彼が何かレンに言おうとしたから、口パクで大丈夫、と伝えた。
すると彼は黙って教科書に視線を落とした。
レンは一度も私を見なかった。
『隣いいですか?』
ラズベリー色の髪の女の子がおずおずと声をかけてきた。
『いいわよ』
『やった‼あ、私カレン。よろしくね』
たまに見る太陽みたいなキラキラした笑顔をする子、というのがカレンに対する第一印象だった。
『私はリン。よろしく』
『えへへ、実は私リンちゃんの事知ってたの。
あのレンくんのエクリチュールでしょ?
私フリーだから、エクリチュール実戦の時いつも見学なの』
カレンの言葉に悪意は感じなかった。
だから、気づかされた。
私の翼は、私の価値は、いつの間にかレンの価値にすり変わっていた。
意図も簡単にプレゼンターの翼を出現させ、プレゼンターに自由自在に力を使わせてやっているレンの価値は高い。
誰も、私の価値なんて見いだしていなかった。
『そうね、レンはすごいわ』
嘘をついた。
純粋にレンに憧れるカレンに、私のエクリチュールに、そして私自身に。
それから私はレンに固執するのを止めた。
熱心にしていた水に関する勉強も止めた。
私の価値はもうないのだから。
お人形のようにレンが命ずるままに力を使っていた。
私の気持ちが変わっても翼の大きさは変わらなかった。
プレゼンターが力を開放されることを望まなくとも、レンは私の力を普段と変わらないクオリティで開放できた。
レンは本当にクリエーターとして優秀だった。
並みのクリエーターでは、プレゼンターが力の開放を望まない限り、翼を出現させられない。
あっという間に1カ月が経った。
面倒な実戦の授業を終え、今日の授業は終了。
エデンの影にすっぽり覆われた校舎には冷たい風が吹いていた。
季節は冬。
エデンでは雪という白い綿が降ってきたりするらしい。
地上暮らしの私たちにとっては特段寒く、寝るときすら服を何枚も重ねないといけない時季、という印象しかないのだけれど。

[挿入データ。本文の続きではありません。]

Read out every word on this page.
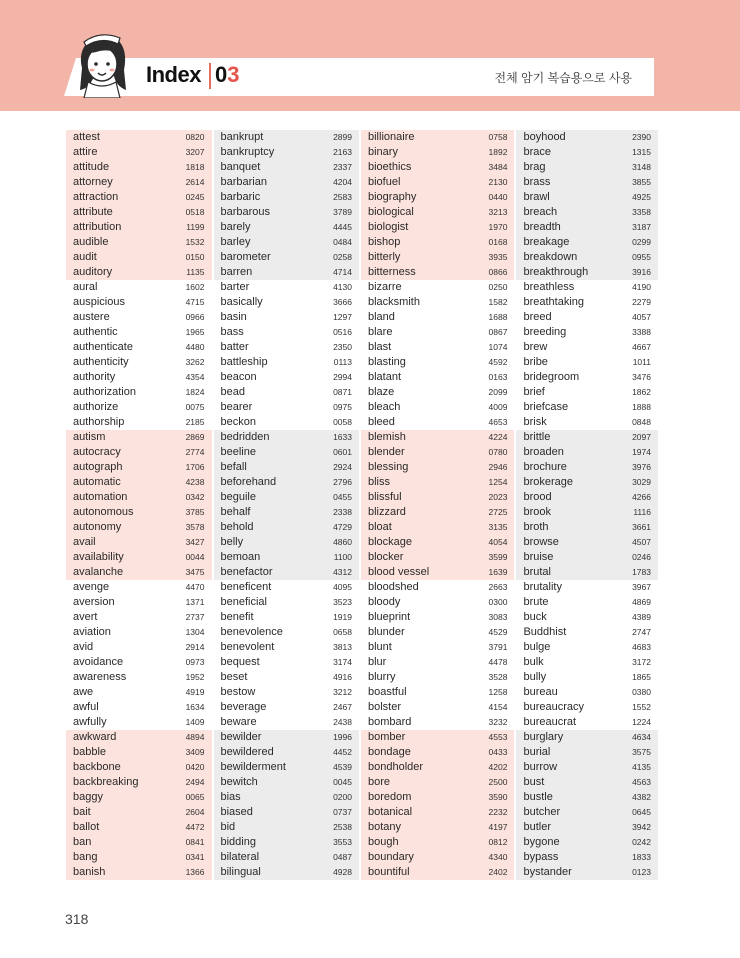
Index 03	전체 암기 복습용으로 사용
attest	0820
attire	3207
attitude	1818
attorney	2614
attraction	0245
attribute	0518
attribution	1199
audible	1532
audit	0150
auditory	1135
aural	1602
auspicious	4715
austere	0966
authentic	1965
authenticate	4480
authenticity	3262
authority	4354
authorization	1824
authorize	0075
authorship	2185
autism	2869
autocracy	2774
autograph	1706
automatic	4238
automation	0342
autonomous	3785
autonomy	3578
avail	3427
availability	0044
avalanche	3475
avenge	4470
aversion	1371
avert	2737
aviation	1304
avid	2914
avoidance	0973
awareness	1952
awe	4919
awful	1634
awfully	1409
awkward	4894
babble	3409
backbone	0420
backbreaking	2494
baggy	0065
bait	2604
ballot	4472
ban	0841
bang	0341
banish	1366
bankrupt	2899
bankruptcy	2163
banquet	2337
barbarian	4204
barbaric	2583
barbarous	3789
barely	4445
barley	0484
barometer	0258
barren	4714
barter	4130
basically	3666
basin	1297
bass	0516
batter	2350
battleship	0113
beacon	2994
bead	0871
bearer	0975
beckon	0058
bedridden	1633
beeline	0601
befall	2924
beforehand	2796
beguile	0455
behalf	2338
behold	4729
belly	4860
bemoan	1100
benefactor	4312
beneficent	4095
beneficial	3523
benefit	1919
benevolence	0658
benevolent	3813
bequest	3174
beset	4916
bestow	3212
beverage	2467
beware	2438
bewilder	1996
bewildered	4452
bewilderment	4539
bewitch	0045
bias	0200
biased	0737
bid	2538
bidding	3553
bilateral	0487
bilingual	4928
billionaire	0758
binary	1892
bioethics	3484
biofuel	2130
biography	0440
biological	3213
biologist	1970
bishop	0168
bitterly	3935
bitterness	0866
bizarre	0250
blacksmith	1582
bland	1688
blare	0867
blast	1074
blasting	4592
blatant	0163
blaze	2099
bleach	4009
bleed	4653
blemish	4224
blender	0780
blessing	2946
bliss	1254
blissful	2023
blizzard	2725
bloat	3135
blockage	4054
blocker	3599
blood vessel	1639
bloodshed	2663
bloody	0300
blueprint	3083
blunder	4529
blunt	3791
blur	4478
blurry	3528
boastful	1258
bolster	4154
bombard	3232
bomber	4553
bondage	0433
bondholder	4202
bore	2500
boredom	3590
botanical	2232
botany	4197
bough	0812
boundary	4340
bountiful	2402
boyhood	2390
brace	1315
brag	3148
brass	3855
brawl	4925
breach	3358
breadth	3187
breakage	0299
breakdown	0955
breakthrough	3916
breathless	4190
breathtaking	2279
breed	4057
breeding	3388
brew	4667
bribe	1011
bridegroom	3476
brief	1862
briefcase	1888
brisk	0848
brittle	2097
broaden	1974
brochure	3976
brokerage	3029
brood	4266
brook	1116
broth	3661
browse	4507
bruise	0246
brutal	1783
brutality	3967
brute	4869
buck	4389
Buddhist	2747
bulge	4683
bulk	3172
bully	1865
bureau	0380
bureaucracy	1552
bureaucrat	1224
burglary	4634
burial	3575
burrow	4135
bust	4563
bustle	4382
butcher	0645
butler	3942
bygone	0242
bypass	1833
bystander	0123
318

レンはカレンと楽しそうに話しながら先に寮に帰ってしまった。
二人の後を追うのは気が引けて、私はそっと校舎の中に入った。
1階の窓から実戦を行っていたグラウンドを見る。
ところどころにいびつな形をした水溜まりがある。
バシャバシャとその水溜まりを数人の同級生が踏んで寮へと帰っていく。
誰も振り返らない。
窓枠に添えていた手にポタリと水が落ちる。
一粒、二粒、ポタリ、ポタリと落ちていく。
踏みつけられた水溜まりは土と混じって濁っていく。
手に落ちる水すら濁っていってしまうのかもしれない。
『リン』
静かな廊下に声が響いた。
あぁ、どうして貴方なの。
『リクっ、助けて……っ』
エメラルドの瞳の男の子に顔を向けた。
声が情けないくらい震えていた。
もう誰にもすがり付かないって決めたのに。
いつか、きっと、不要になるって嫌ってほど思い知らされたのに。
フリーのクリエーターには、絶対に頼るべきではないとわかっているのにっ、
目の前が真っ暗になった。
温もりを感じ、背中を優しく撫でられた。
『もう一度、もう一度だけでいいからっ、レンに見てほしかったの……っ、
でも、…どうやってもレンは振り返ってくれなかったっ』
誰にも言えなかった言葉をリクに投げ掛けた。
『私は、私には価値がないの…っ!?』
ギュット彼の服を掴み、問いかける。
リクは背中を撫でるのを止め、私の名前を呼んだ。
『リンはリンだよ』
顔を上げるとリクがじっと私を見ていた。
じっとエメラルドの瞳を見ていると気恥ずかしくなって、咄嗟に視線を反らした。
『静かな水面のような翼の時のリンは落ち着いてて、流れの早い水流の翼の時のリンはちょっと調子が良い。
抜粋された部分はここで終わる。